La nana de la estadística

El baremo más usado en los tiempos modernos, el de la estadística, es la mayor farsa ideada por el hombre, y el hombre ha ideado muchas. Las estadísticas siempre engañan en el peso, igual que los que compran oro. Siempre suponen un titular, esa es la clave, porque el hecho de que provengan de fuentes tan desconocidas hace que nos representen a todos. El hombre multitudinario, como aquel personaje de Poe que vagaba eternamente por la calle y no tenía un domicilio, comparte esas mismas fuentes. Nadie sabe quiénes son los sujetos con que se elaboran los resultados estadísticos, así que quizá la opinión pública sea una entidad con la que hay que comunicarse mediante una ouija. Todo en los patrones estadísticos es fantasmagórico: los entrevistados que dan su voz, quienes interpretan las conclusiones y aquellos que ven cómo esas conclusiones son grabadas por rayos sobre tablas de la ley. El escepticismo, tan olvidado en esta época de ideologías, preconcebido, hecho de obediencias, nunca llega a los campos de la estadística. Todo parece real, pero es porque nos han educado para confiar. La estadística está hecha para almas cándidas. Hasta creíamos que los fontaneros son los que arreglan grifos. Es la única fe que nos queda: una fe de hormiguero, de especie y, por tanto, una fe que sólo tiene en cuenta el tanto por ciento.

            Toda persona nace como participante en una encuesta. Formamos parte de los empleados, de los parados, de los creyentes, de los defraudadores, de los que tienen perro o gato, de los que pertenecen o no a redes sociales, de los enfermos crónicos o de los que nunca han tenido problemas de salud, ni siquiera mental. Esos son las excepciones. Somos números que un algoritmo come y después deglute, es decir, interpreta. La mentira, por regla general, es introducida en cada uno de esos pasos. Incluso el resultado estadístico más directo, el que es originado por un plebiscito, parece producto no de lo que opinamos, sino de las mentiras que creemos, frente a las que creen otros. Nos incluyen siempre en algo a lo que no pertenecemos: una fila, un colectivo o el pecado original.
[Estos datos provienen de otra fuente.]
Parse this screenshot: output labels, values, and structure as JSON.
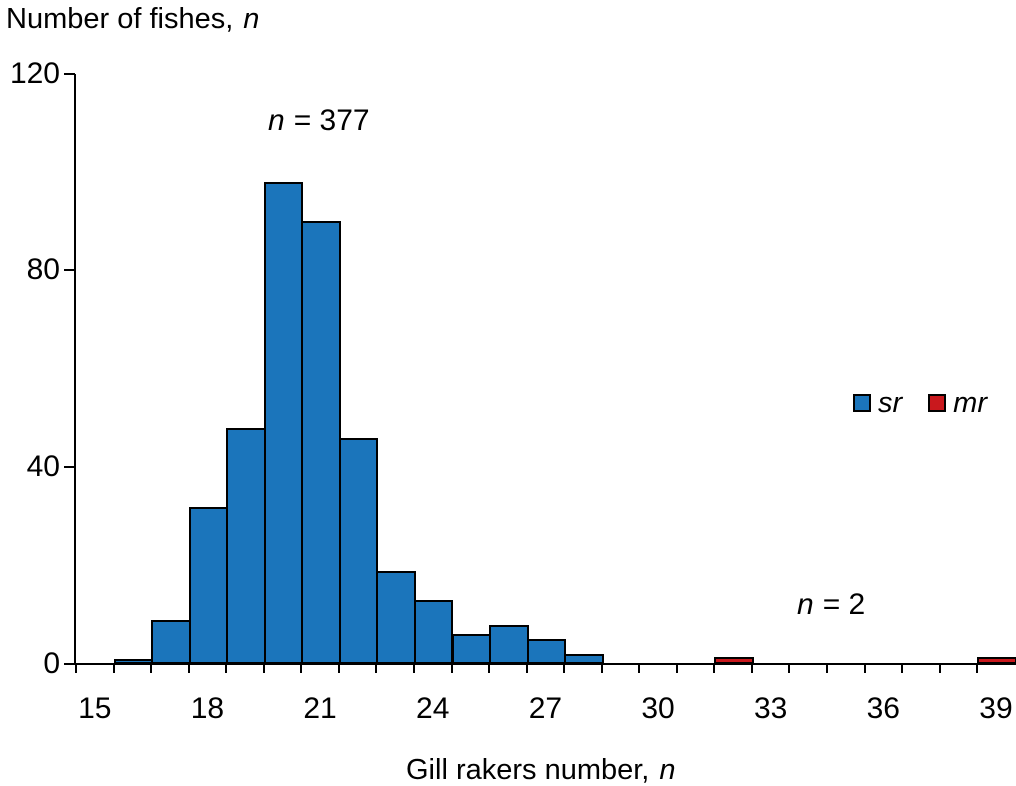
{
  "y_axis": {
    "title": "Number of fishes,",
    "title_symbol": "n"
  },
  "x_axis": {
    "title": "Gill rakers number,",
    "title_symbol": "n"
  },
  "legend": {
    "items": [
      {
        "label": "sr",
        "color": "#1b75bb"
      },
      {
        "label": "mr",
        "color": "#c9181d"
      }
    ]
  },
  "annotations": {
    "sr_count": {
      "symbol": "n",
      "text": "= 377"
    },
    "mr_count": {
      "symbol": "n",
      "text": "= 2"
    }
  },
  "chart_data": {
    "type": "bar",
    "subtype": "histogram",
    "title": "",
    "xlabel": "Gill rakers number, n",
    "ylabel": "Number of fishes, n",
    "x_tick_labels": [
      15,
      18,
      21,
      24,
      27,
      30,
      33,
      36,
      39
    ],
    "y_tick_labels": [
      0,
      40,
      80,
      120
    ],
    "xlim": [
      14.5,
      39.5
    ],
    "ylim": [
      0,
      120
    ],
    "bin_width": 1,
    "grid": false,
    "legend_position": "right-middle",
    "series": [
      {
        "name": "sr",
        "color": "#1b75bb",
        "n_total": 377,
        "points": [
          [
            16,
            1
          ],
          [
            17,
            9
          ],
          [
            18,
            32
          ],
          [
            19,
            48
          ],
          [
            20,
            98
          ],
          [
            21,
            90
          ],
          [
            22,
            46
          ],
          [
            23,
            19
          ],
          [
            24,
            13
          ],
          [
            25,
            6
          ],
          [
            26,
            8
          ],
          [
            27,
            5
          ],
          [
            28,
            2
          ]
        ]
      },
      {
        "name": "mr",
        "color": "#c9181d",
        "n_total": 2,
        "points": [
          [
            32,
            1
          ],
          [
            39,
            1
          ]
        ]
      }
    ]
  }
}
En realidad, los resultados estadísticos son un enigma para el que nunca se encuentra una sibila. Quizá sea el secreto de la publicidad. Quienes publican esos resultados los publican porque los beneficia. La estadística es como los espejos del callejón del Gato: nadie sale como es, ni siquiera Max Estrella. Hemos organizado nuestra vida sobre una transcendencia colectiva que se vuelve opaca cuando la estadística la pone sobre la mesa. Como país, esa es la única posteridad que nos queda, la que nos pone un recuento como epitafio. La mentira del tanto por ciento. La persona ha dejado de ser lo importante, ahora lo importante es la multitud. Ortega ya intuyó que la vulgarización que traería la democracia era un tipo de alienación. También es un tipo de multiplicación. Nunca llegaremos a identificarnos con Rosalía, pero montarnos en la moto con su mami, como ha hecho el 80% de los españoles, se ha vuelto una terapia colectiva. ¿Quién quiere ser feliz, si puede formar parte de una multitud que, al menos, tiene derecho a fingirlo?